Fig. 3: Mineral precipitation on the cuticle in both in vitro cuticle synthetic studies and ant-rearing experiments.

a Scheme of in vitro mineralization experiment using Acromyrmex echinatior leaf-cutting ant cuticles as templates for biomineralization (Photo C.M.C.). b, c Pre- and post-incubation SEM images showing the original, uncoated cuticle (b) and the cuticle covered by a layer of precipitated carbonate (c) after incubation in Mg²⁺/Ca²⁺/Cl⁻/Na⁺/HCO₃⁻ solution for 7 days at 19 °C. d, XRD patterns of, from top to bottom, an uncoated ant cuticle, a cuticle after incubation in Mg²⁺/Ca²⁺/Cl⁻/Na⁺/HCO₃⁻ solution, a platinum-coated cuticle incubated in Mg²⁺/Ca²⁺/Cl⁻/Na⁺/HCO₃⁻ solution, and a cuticle after KOH protein hydrolysis incubated in Mg²⁺/Ca²⁺/Cl⁻/Na⁺/HCO₃⁻ solution.
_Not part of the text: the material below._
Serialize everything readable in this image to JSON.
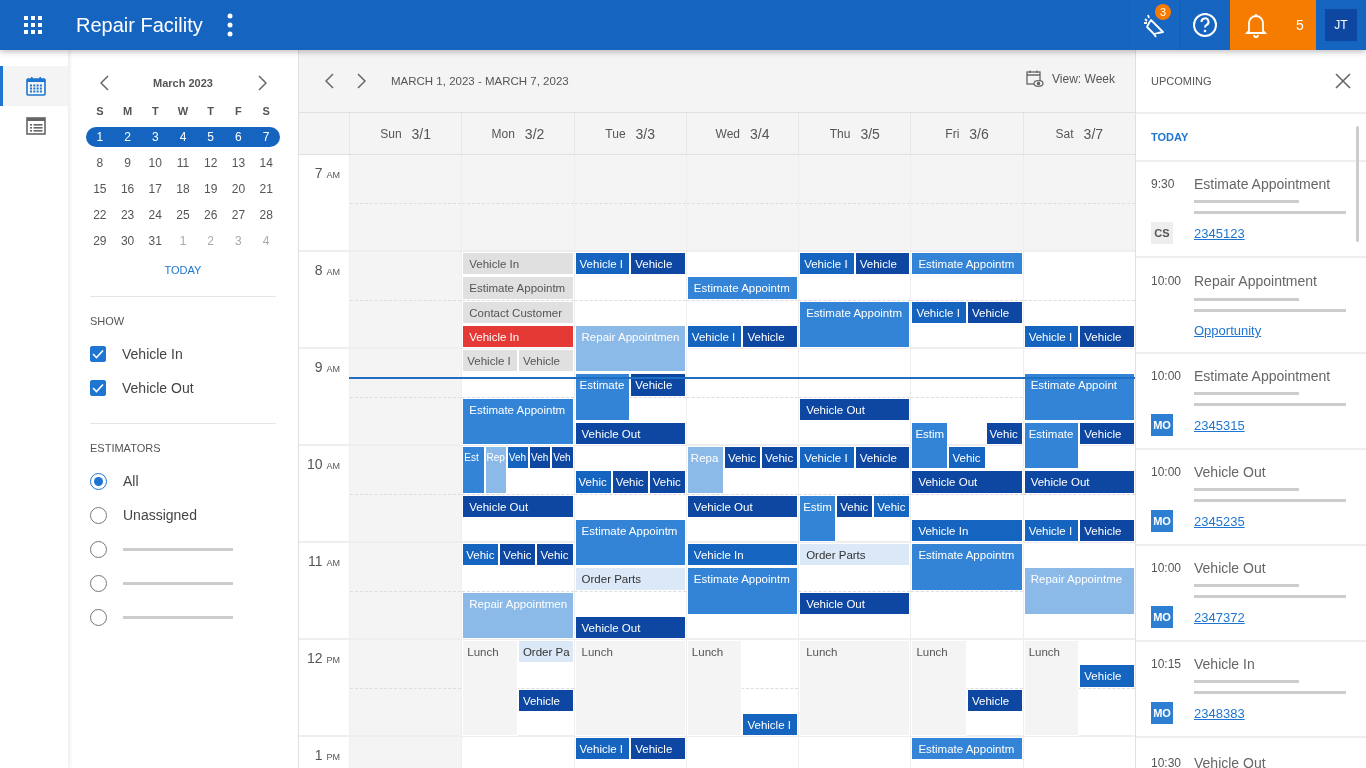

H: high-magnesium-calcite, A: aragonite, Pt: platinum. e XRD patterns of cuticles of ants representing different developmental stages, ranging from (from bottom to top), a newly formed pupa to an older worker, after incubation in Mg²⁺/Ca²⁺/Cl⁻/Na⁺/HCO₃⁻ solution. f Environmental scanning electron micrographs (eSEM) of ant epicuticles taken over a 10-day time series, from immediately after eclosion from pupa to adult (left), to 10 days post-eclosion (right), showing the formation of the biomineral layer over time (Photo H.L.). g Estimated magnesium concentration of the biomineral layer during 30 days of ant development based on the XRD d₍₁₀₄₎ value according to Graf and Goldsmith⁶⁴, showing the rapid integration of magnesium from days 6 to 8 and the continued presence of high-magnesium content for up to 30 days (n = 2 per treatment and the corresponding standard error are shown).